Monday, May 27, 2013

Mount Rogers Recreation Area

The Mount Rogers National Recreation Area in southwestern Virginia has been, historically, one of our favorite places to vacation. Yesterday Carole and I got up very early in the morning and headed out to make a day of it up there. We didn't want to make it a one-day excursion, but because Carole had to work Monday evening, it had to be so.

That days of spending six hours driving to enjoy eight hours of hiking are over. The stress of driving that far in one day, coupled with walking around the forests and ridges are just too much for this old man. After we got home I ended up sleeping for over ten hours. No more of that. Next time we go somewhere like that we're going to have to make it a two-day trip.

If you live here in the South and you've never been to southwestern Virginia, you have missed a tremendous amount of beauty. Carole and I have been vacationing there off and on for decades and we still have many, many places there to see. We're headed back in late August, so we'll be able to chisel off a few more of these spots on our way to exhausting the list.

This trip, however, was to scope out some good places to park our travel trailer for our vacation in August.

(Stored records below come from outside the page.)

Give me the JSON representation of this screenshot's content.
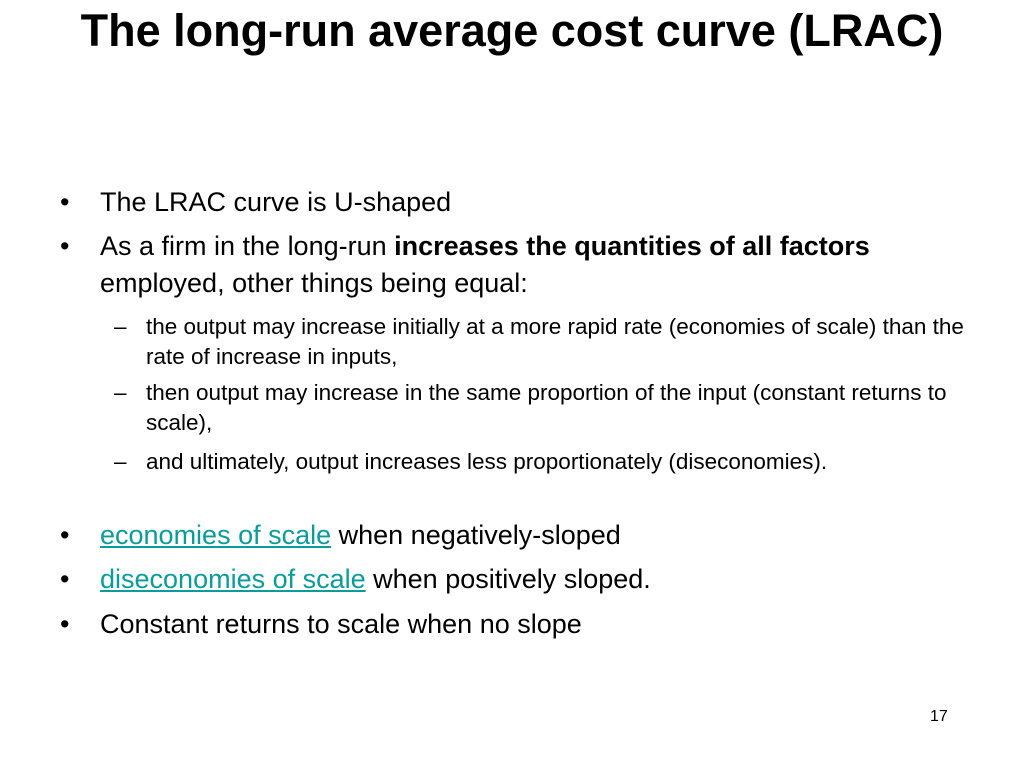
{
  "title": "The long-run average cost curve (LRAC)",
  "bullets": [
    {
      "text": "The LRAC curve is U-shaped"
    },
    {
      "lead": "As a firm in the long-run ",
      "bold": "increases the quantities of all factors",
      "tail": " employed, other things being equal:",
      "subitems": [
        "the output may increase initially at a more rapid rate (economies of scale) than the rate of increase in inputs,",
        "then output may increase in the same proportion of the input (constant returns to scale),",
        "and ultimately, output increases less proportionately (diseconomies)."
      ]
    },
    {
      "link": "economies of scale",
      "tail": " when negatively-sloped"
    },
    {
      "link": "diseconomies of scale",
      "tail": " when positively sloped."
    },
    {
      "text": "Constant returns to scale when no slope"
    }
  ],
  "page_number": "17"
}
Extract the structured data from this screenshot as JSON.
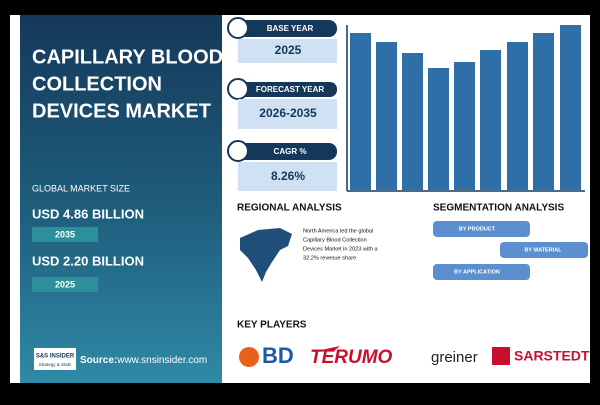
{
  "sidebar": {
    "title_lines": [
      "CAPILLARY BLOOD",
      "COLLECTION",
      "DEVICES MARKET"
    ],
    "market_size_label": "GLOBAL MARKET SIZE",
    "items": [
      {
        "value": "USD 4.86 BILLION",
        "year": "2035"
      },
      {
        "value": "USD 2.20 BILLION",
        "year": "2025"
      }
    ],
    "logo": {
      "name": "S&S INSIDER",
      "tagline": "Strategy & Stats"
    },
    "source_label": "Source:",
    "source_url": "www.snsinsider.com"
  },
  "stats": [
    {
      "label": "BASE YEAR",
      "value": "2025"
    },
    {
      "label": "FORECAST YEAR",
      "value": "2026-2035"
    },
    {
      "label": "CAGR %",
      "value": "8.26%"
    }
  ],
  "regional": {
    "title": "REGIONAL ANALYSIS",
    "text_lines": [
      "North America led the global",
      "Capillary Blood Collection",
      "Devices Market in 2023 with a",
      "32.2% revenue share"
    ]
  },
  "segmentation": {
    "title": "SEGMENTATION ANALYSIS",
    "items": [
      "BY PRODUCT",
      "BY MATERIAL",
      "BY APPLICATION"
    ]
  },
  "key_players": {
    "title": "KEY PLAYERS",
    "companies": [
      "BD",
      "TERUMO",
      "greiner",
      "SARSTEDT"
    ]
  }
}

Carole will spend the days at camp while I got wandering around the high country and in search of waterfalls (the area is packed with waterfalls, most of them on no published list that I have ever seen).

Here, then, are some photos from our day trip.

The high, open country is the main reason people flock to this recreation area. Because of this, the high meadows can actually get crowded with humans. Rubbing elbows with people is not why I go to the wild places.

As I was hiking around the forests around Grindstone, I was reminded that this is the tail-end of ramp season! So I scurried around in the forest floor looking for this relative of the garlic. In no time at all I had a fist full of them ready to be grilled in aluminum foil over the coals.

Carole in the summit of one of the Pinnacles in Grayson Highlands State Park.

Oh, my Appalachian high country!

Hardwood forests trying to recover from the rape of timber companies.

Fiddleheads! Edible, but I've never tried them.

Carpet of wildflowers on a high ridge.

A typical Appalachian stream.

In a few more weeks these rhododendron blossoms will be truly gorgeous.


dogboy443 said...

Fiddleheads are great. I have them every Spring. A quick blanch in hot water, then a quick ice bath and then let them dry and a quick saute with butter, salt, pepper and some garlic. A squirt of lemon juice is also good.

James Robert Smith said...

Man! I need to give them a try! I've been meaning to cook some for years, but never have.

MarkGelbart said...

That is some beautiful country.

You're lucky you get more hiking time than driving. Usually, for me it's more like 6 hours of driving vs. 1 hour of hiking before I hear, "It's too hot (or too windy, too cold), the mosquitoes are eating me alive, I have to go!"

I love beef and leek soup and also potato soup with lots of leeks or ramps in them. Leeks are an expensive vegetable, so finding them for free in the woods is like finding money on the ground.

James Robert Smith said...

You need to have some folk along to keep your family occupied while you go hiking. I know the feeling. One thing that takes the pressure off of me is that we bought the travel trailer which gives Carole a very comfortable spot to rest while I hike all day long. Another thing that works is to go with another family who can keep your family occupied as you head into the hills and forests. That also has worked for me.

James Robert Smith said...

Re: ramps. They have a truly unique taste. There is a vague garlic flavor there, but not quite the same. I love them. To me, the best way to prepare them is the first way I was exposed to them--grilling in aluminum foil with beef. Holy heck they are great that way.